Grain availability is determined on a global level by a balance between grain production and use (Tsujii, 2000). The potential for grain production is a result of productivity of grain crops and agricultural area. Over the last century (Mann, 1999), conventional plant breeding has developed crop productivity to a level that closely approaches the maximum potential, while the global arable area reached its ceiling by the mid-1970s and is now decreasing slowly due to increasing urbanization. It is feared that the negative trend in grain production will be exacerbated by three tightly correlated factors, namely water shortage, deterioration of soils, and global warming (Vörösmarty et al., 2000).
Such negative factors will severely affect photosynthesis, the primary step in grain production. Plant leaves are organs that are optimized for photosynthetic performance, this efficiency being maximal when sufficient water and nitrogen are available for the plants at moderate temperatures (Boyer, 1982). Thus, we have entered a time when we need to develop technology to maintain or increase the present productivity of crop plants to overcome grain shortage within the near future to satisfy increasing demands (Mann, 1999).
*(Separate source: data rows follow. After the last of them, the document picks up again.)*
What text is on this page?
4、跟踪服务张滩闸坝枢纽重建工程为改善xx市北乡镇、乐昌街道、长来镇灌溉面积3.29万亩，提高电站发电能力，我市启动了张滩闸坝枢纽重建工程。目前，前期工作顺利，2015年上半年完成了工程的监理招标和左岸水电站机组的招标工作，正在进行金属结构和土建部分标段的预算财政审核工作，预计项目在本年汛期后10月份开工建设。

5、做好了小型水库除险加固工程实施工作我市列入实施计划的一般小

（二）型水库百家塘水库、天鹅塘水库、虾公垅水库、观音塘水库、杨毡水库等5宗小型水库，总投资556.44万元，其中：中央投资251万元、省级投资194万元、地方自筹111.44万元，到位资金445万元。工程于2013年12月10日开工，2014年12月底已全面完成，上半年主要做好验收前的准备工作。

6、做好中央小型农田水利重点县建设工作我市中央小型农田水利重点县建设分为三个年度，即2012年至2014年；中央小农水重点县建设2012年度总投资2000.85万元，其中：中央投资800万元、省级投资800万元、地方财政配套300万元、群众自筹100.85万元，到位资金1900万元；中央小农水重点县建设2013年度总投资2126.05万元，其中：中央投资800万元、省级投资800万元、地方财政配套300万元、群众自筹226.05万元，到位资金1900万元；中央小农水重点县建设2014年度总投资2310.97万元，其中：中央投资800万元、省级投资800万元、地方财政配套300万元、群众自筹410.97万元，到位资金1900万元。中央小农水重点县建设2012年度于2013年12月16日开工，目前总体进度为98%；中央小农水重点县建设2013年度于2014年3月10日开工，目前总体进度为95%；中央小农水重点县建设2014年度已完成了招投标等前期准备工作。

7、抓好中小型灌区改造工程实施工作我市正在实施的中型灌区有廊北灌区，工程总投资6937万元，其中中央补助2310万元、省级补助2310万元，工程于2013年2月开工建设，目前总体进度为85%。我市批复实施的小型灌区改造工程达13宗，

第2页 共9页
This chapter deals with challenges and initiatives for improving metabolic reactions in photosynthetic pathways, including the photosynthetic carbon reduction (PCR) cycle and other reactions in primary metabolism. The basic reaction mechanism of ribulose 1,5-bisphosphate carboxylase/oxygenase (RuBisCO) and regulation of the PCR cycle are not included in this chapter as they have been addressed in several scholarly reviews (Andersson and Taylor, 2003; Cleland et al., 1998; Fridyand and Scheibe, 2000; Hartman and Harpel, 1994; Martin et al., 2000; Roy and Andrews, 2000).